In the closing speech of the 2008 Conference, David Cameron outlined our plan for change and promised that a Conservative Government will rebuild our battered economy, renew our bureaucratised NHS and repair our broken society.
He stressed that in these difficult times, Britain needs leadership, character and judgement:
“The leadership to unite your party and build a strong team. The character to stick to your guns and not bottle it when times get tough. The judgment to understand the mistakes that have been made and to offer the country change.”
He repeated his promise to work with the Government in the short term to protect our economy, but attacked Gordon Brown for making two massive mistakes that are at the heart of the current crisis: increasing government borrowing and taking away the Bank of England’s powers to regulate financial markets and blow the whistle on the levels of public debt.

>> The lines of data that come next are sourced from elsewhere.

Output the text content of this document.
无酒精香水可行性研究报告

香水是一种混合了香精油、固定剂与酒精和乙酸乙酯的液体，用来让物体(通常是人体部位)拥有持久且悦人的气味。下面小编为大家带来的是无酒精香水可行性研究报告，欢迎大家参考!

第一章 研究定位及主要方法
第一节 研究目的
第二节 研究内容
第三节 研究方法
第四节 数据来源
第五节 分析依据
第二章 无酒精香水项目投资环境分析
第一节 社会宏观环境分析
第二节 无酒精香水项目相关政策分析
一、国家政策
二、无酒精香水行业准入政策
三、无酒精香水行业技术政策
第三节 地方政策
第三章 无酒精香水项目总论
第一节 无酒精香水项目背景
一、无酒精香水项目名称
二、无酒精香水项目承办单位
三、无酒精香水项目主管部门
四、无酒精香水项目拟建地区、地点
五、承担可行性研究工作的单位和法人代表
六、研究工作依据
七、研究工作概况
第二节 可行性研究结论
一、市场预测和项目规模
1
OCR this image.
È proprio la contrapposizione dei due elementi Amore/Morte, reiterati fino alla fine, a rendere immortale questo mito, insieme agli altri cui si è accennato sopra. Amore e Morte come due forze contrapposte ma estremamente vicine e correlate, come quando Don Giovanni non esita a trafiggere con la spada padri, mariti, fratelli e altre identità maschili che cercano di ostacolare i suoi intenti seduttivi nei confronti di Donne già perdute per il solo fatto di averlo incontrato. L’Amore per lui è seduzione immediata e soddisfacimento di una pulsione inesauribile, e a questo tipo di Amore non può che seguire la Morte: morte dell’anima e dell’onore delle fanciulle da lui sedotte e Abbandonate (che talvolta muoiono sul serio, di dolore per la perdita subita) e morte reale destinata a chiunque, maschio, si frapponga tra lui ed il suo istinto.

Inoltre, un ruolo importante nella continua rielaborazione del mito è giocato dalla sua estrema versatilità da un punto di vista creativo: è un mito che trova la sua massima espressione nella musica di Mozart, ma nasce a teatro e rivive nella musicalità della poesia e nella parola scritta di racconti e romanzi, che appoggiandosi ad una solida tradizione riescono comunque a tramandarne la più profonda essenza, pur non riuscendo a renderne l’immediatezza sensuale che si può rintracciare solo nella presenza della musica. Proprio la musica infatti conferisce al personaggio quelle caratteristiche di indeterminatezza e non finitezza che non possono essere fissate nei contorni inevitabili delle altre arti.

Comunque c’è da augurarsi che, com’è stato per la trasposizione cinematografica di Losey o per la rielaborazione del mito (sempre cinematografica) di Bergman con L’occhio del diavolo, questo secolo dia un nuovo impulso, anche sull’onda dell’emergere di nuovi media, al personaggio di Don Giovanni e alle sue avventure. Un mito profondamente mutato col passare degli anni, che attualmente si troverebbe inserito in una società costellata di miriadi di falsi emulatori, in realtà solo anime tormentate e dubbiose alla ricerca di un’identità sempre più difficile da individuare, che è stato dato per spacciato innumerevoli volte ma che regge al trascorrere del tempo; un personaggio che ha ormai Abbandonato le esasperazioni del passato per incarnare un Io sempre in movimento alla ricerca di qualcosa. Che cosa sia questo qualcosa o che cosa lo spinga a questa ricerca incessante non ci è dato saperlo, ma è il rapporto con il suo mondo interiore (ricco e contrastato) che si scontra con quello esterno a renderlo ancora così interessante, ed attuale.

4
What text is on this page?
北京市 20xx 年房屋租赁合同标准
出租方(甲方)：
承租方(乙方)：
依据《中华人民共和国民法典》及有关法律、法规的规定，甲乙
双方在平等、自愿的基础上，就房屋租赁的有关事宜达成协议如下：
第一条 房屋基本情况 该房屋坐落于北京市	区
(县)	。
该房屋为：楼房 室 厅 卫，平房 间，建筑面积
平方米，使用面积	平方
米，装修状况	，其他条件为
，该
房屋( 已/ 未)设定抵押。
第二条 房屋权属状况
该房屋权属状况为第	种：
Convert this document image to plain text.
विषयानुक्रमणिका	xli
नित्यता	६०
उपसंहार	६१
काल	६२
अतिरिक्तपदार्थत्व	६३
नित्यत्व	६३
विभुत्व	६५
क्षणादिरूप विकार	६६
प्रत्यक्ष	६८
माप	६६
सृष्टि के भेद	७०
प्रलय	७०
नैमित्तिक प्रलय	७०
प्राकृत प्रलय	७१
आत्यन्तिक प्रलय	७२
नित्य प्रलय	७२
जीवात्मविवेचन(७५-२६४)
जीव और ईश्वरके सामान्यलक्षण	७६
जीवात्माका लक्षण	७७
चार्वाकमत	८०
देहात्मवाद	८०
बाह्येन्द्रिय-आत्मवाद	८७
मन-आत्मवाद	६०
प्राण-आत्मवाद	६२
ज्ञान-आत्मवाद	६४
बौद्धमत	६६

David pledged that a Conservative Government would rein in government borrowing and create an independent Office of Budget Responsibility to assess the public finances and hold the Government to account:
“There will be no hiding place, no fiddling the figures – for all governments, forever.”
He made it clear that the problems facing this country go beyond the economic downturn, though, and slammed Labour’s handling of the NHS:
“Labour have taken our most treasured national institution, ripped out its soul and replaced it with targets, directives, management consultants and computers.”
He promised to improve the NHS by empowering patients and ensuring doctors answer to patients rather than Whitehall.
“We are the Party of the NHS in Britain today and under my leadership that is how it’s going to stay.”
David also pledged to be “as radical in social reform as Margaret Thatcher was in economic reform”, and laid out a series of measures to repair our broken society:
-
Strengthening families with more home health visitors and flexible working
-
Reforming our school system by establishing 1,000 new Academies
-
Ending the ‘something for nothing’ culture with radical welfare reform
He ended his speech, and our 2008 Conference, by saying, “We now have the opportunity, and more than that the responsibility, to bring our country together. Together in the face of this financial crisis. Together in the determination that we will come through it. Together in the hope, in the belief, in the knowledge that better times will lie ahead."